Inside the shell of the cocoanut is white meat, and inside of that is a kind of milk. The natives eat the meat of the nut as we would bread, and drink the milk, so the cocoanut is like bread and milk. From the hair on the nut they make rope and string and cloth and everything that we would make with cotton or silk or wool.From the cocoanut shells they make the cups, saucers, and all other dishes they use. From the leaves of the tree they make short skirts, which are all the clothing they wear. From the leaves they also make the roofs to their houses. Their houses often have no sides—they have roofs of leaves held up by poles made of the cocoanut-tree, and a floor which is raised a few feet off the ground.
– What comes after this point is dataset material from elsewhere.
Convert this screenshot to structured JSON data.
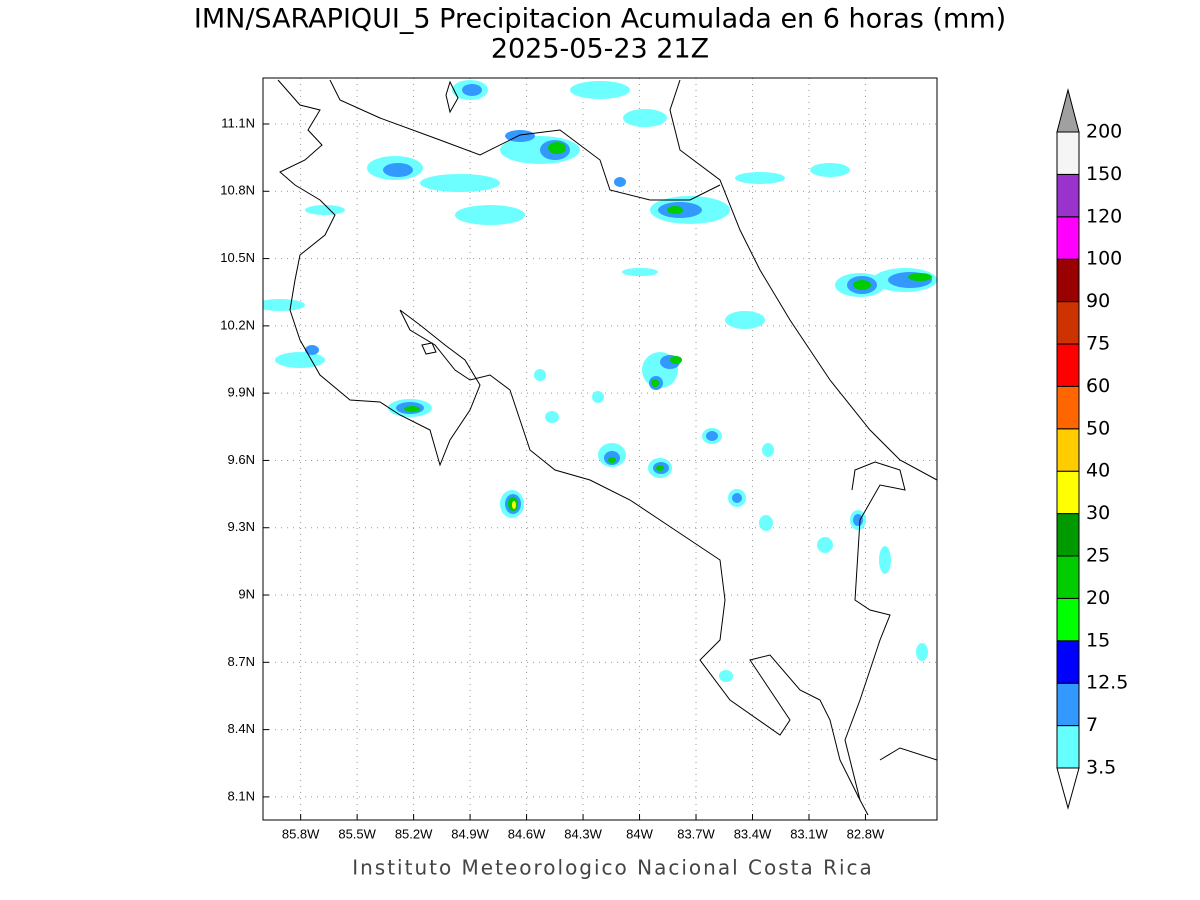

When the native tribes had fights with other native tribes they would eat those whom they killed. Missionaries went out to teach them to be Christians, and at first the cannibals ate the missionaries, but many of the natives became Christians and almost all have stopped eating people. The missionaries thought the women were not dressed properly, so they made them wear long dresses called “Mother Hubbards,” because they looked like the dress that Mother Hubbard in the nursery book wore. When the native women go to town they wear these dresses, but when they are in the country or want to climb a tree for food, they wrap the dresses around their necks. When the white people went to these islands they took their diseases with them, and the natives, who had never had such diseases before, caught them and many died. They did not seem able to get well even from measles.
The natives live an easy life. They have no money, but they want none, for they have nothing to buy. They do no work, and if they want anything to eat, all they have to do is to climb a tree and get a cocoanut. This is easy, for the trees usually slant, and I have seen boys start at the ground and run up a tree as you might run up a sliding-board.
An Englishman named Captain Cook was the first person to explore these islands and write about them, so one group of islands is named after him.
White men became interested in these islands because they found that the cocoanut meat could be sold in their countries for good prices, so they put the natives to work gathering cocoanuts. It was not necessary to pay them with money, because money meant nothing to them.